Ramasar played basketball at UCLA before joining Tellem’s former agency, Tellem & Associates, in 1999 as an intern. (Tellem is now vice chairman of Wasserman Media Group). Over time, Ramasar said, he hopes to expand his firm to other sports and is eyeing football and baseball representation.
> BREAKIN’ IT DOWN: Ellen Zavian, a sports lawyer and former NFL agent who has helped organize women soccer players, softball players and action sports athletes into unions or trade associations, has formed the United Breakin’ Association, a nonprofit trade organization to represent competitive break dancers in the U.S. and globally.
Goals for the organization include creating break dancer teacher certification, providing UBA logo licensing opportunities and providing a platform for sponsors to support the break dancing competitions and the break dancing community.
Zavian is interim executive director for UBA, based in Washington, D.C.
UBA is organizing competitive breakers, both male and female, who participate in competitions worldwide, she said. The Screen Actors Guild-American Federation of Television and Radio Artists represents break dancers involved in entertainment projects, but this is the first organization to represent those involved in competitions, she said.
Zavian said it is estimated that there are about 500,000 breakers globally and about 50,000 to 60,000 in the U.S.

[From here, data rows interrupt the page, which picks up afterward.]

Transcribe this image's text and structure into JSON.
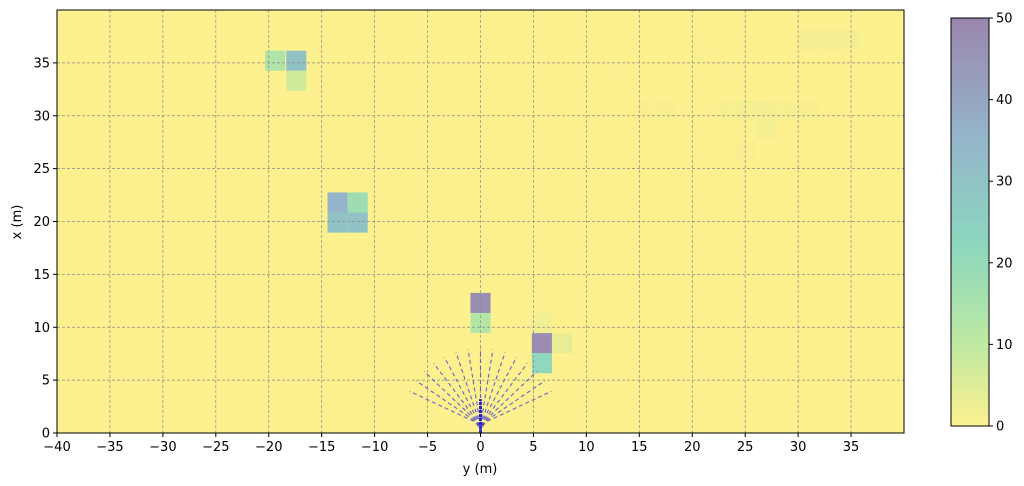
{
  "chart_data": {
    "type": "heatmap",
    "xlabel": "y (m)",
    "ylabel": "x (m)",
    "xlim": [
      -40,
      40
    ],
    "ylim": [
      0,
      40
    ],
    "x_ticks": [
      -40,
      -35,
      -30,
      -25,
      -20,
      -15,
      -10,
      -5,
      0,
      5,
      10,
      15,
      20,
      25,
      30,
      35
    ],
    "x_tick_labels": [
      "−40",
      "−35",
      "−30",
      "−25",
      "−20",
      "−15",
      "−10",
      "−5",
      "0",
      "5",
      "10",
      "15",
      "20",
      "25",
      "30",
      "35"
    ],
    "y_ticks": [
      0,
      5,
      10,
      15,
      20,
      25,
      30,
      35
    ],
    "y_tick_labels": [
      "0",
      "5",
      "10",
      "15",
      "20",
      "25",
      "30",
      "35"
    ],
    "grid": true,
    "cell_size_m": 1.9,
    "colormap": [
      "#fdf08f",
      "#b9e8a3",
      "#8cd6bf",
      "#94b6ca",
      "#9a86ae"
    ],
    "colorbar": {
      "range": [
        0,
        50
      ],
      "ticks": [
        0,
        10,
        20,
        30,
        40,
        50
      ],
      "tick_labels": [
        "0",
        "10",
        "20",
        "30",
        "40",
        "50"
      ]
    },
    "cells": [
      {
        "y": -19.4,
        "x": 35.2,
        "value": 15
      },
      {
        "y": -17.4,
        "x": 35.2,
        "value": 33
      },
      {
        "y": -17.4,
        "x": 33.3,
        "value": 8
      },
      {
        "y": -13.5,
        "x": 21.8,
        "value": 38
      },
      {
        "y": -11.6,
        "x": 21.8,
        "value": 20
      },
      {
        "y": -13.5,
        "x": 19.9,
        "value": 33
      },
      {
        "y": -11.6,
        "x": 19.9,
        "value": 33
      },
      {
        "y": 0.0,
        "x": 12.3,
        "value": 48
      },
      {
        "y": 0.0,
        "x": 10.4,
        "value": 14
      },
      {
        "y": 5.8,
        "x": 8.5,
        "value": 48
      },
      {
        "y": 7.7,
        "x": 8.5,
        "value": 4
      },
      {
        "y": 5.8,
        "x": 6.6,
        "value": 24
      },
      {
        "y": 5.8,
        "x": 10.4,
        "value": 2
      },
      {
        "y": 31.0,
        "x": 37.2,
        "value": 1.5
      },
      {
        "y": 33.0,
        "x": 37.2,
        "value": 1.5
      },
      {
        "y": 35.0,
        "x": 37.2,
        "value": 1.5
      },
      {
        "y": 27.0,
        "x": 30.5,
        "value": 1.5
      },
      {
        "y": 25.0,
        "x": 30.5,
        "value": 1.2
      },
      {
        "y": 23.0,
        "x": 30.5,
        "value": 1.0
      },
      {
        "y": 27.0,
        "x": 28.6,
        "value": 1.2
      },
      {
        "y": 15.5,
        "x": 30.5,
        "value": 0.8
      },
      {
        "y": 17.5,
        "x": 30.5,
        "value": 0.8
      },
      {
        "y": 21.0,
        "x": 36.0,
        "value": 0.6
      },
      {
        "y": 23.0,
        "x": 34.3,
        "value": 0.6
      },
      {
        "y": 25.0,
        "x": 26.6,
        "value": 0.8
      },
      {
        "y": 13.0,
        "x": 34.3,
        "value": 0.6
      },
      {
        "y": 29.0,
        "x": 30.5,
        "value": 1.0
      },
      {
        "y": 31.0,
        "x": 30.5,
        "value": 0.8
      }
    ],
    "trajectories": {
      "count": 15,
      "color": "#5a55c9",
      "origin": [
        0,
        0
      ],
      "length_m": 8,
      "heading_range_deg": [
        -65,
        65
      ],
      "curvature": 0.18
    }
  }
}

> NFL AGENT SWITCHES: Athletes First, owned by agent David Dunn, has signed Chargers rookie wide receiver Keenan Allen as a client. Allen, who was drafted in the third round this year, was leading all rookie wide receivers as of last week in receptions, yards and first downs, according to NFL.com. He was formerly co-represented by Atlas Sports Agency and Blueprint Sports Management. Additionally, Indianapolis Colts punter Pat McAfee has left Athletes First but had not officially signed with another agent as of last week. … Relativity Sports has signed New York Giants defensive end Jason Pierre-Paul and Miami Dolphins defensive tackle Jared Odrick. Both are represented by Eugene Parker, who heads Relativity Sports’ football division. Both players were formerly represented by Rosenhaus Sports.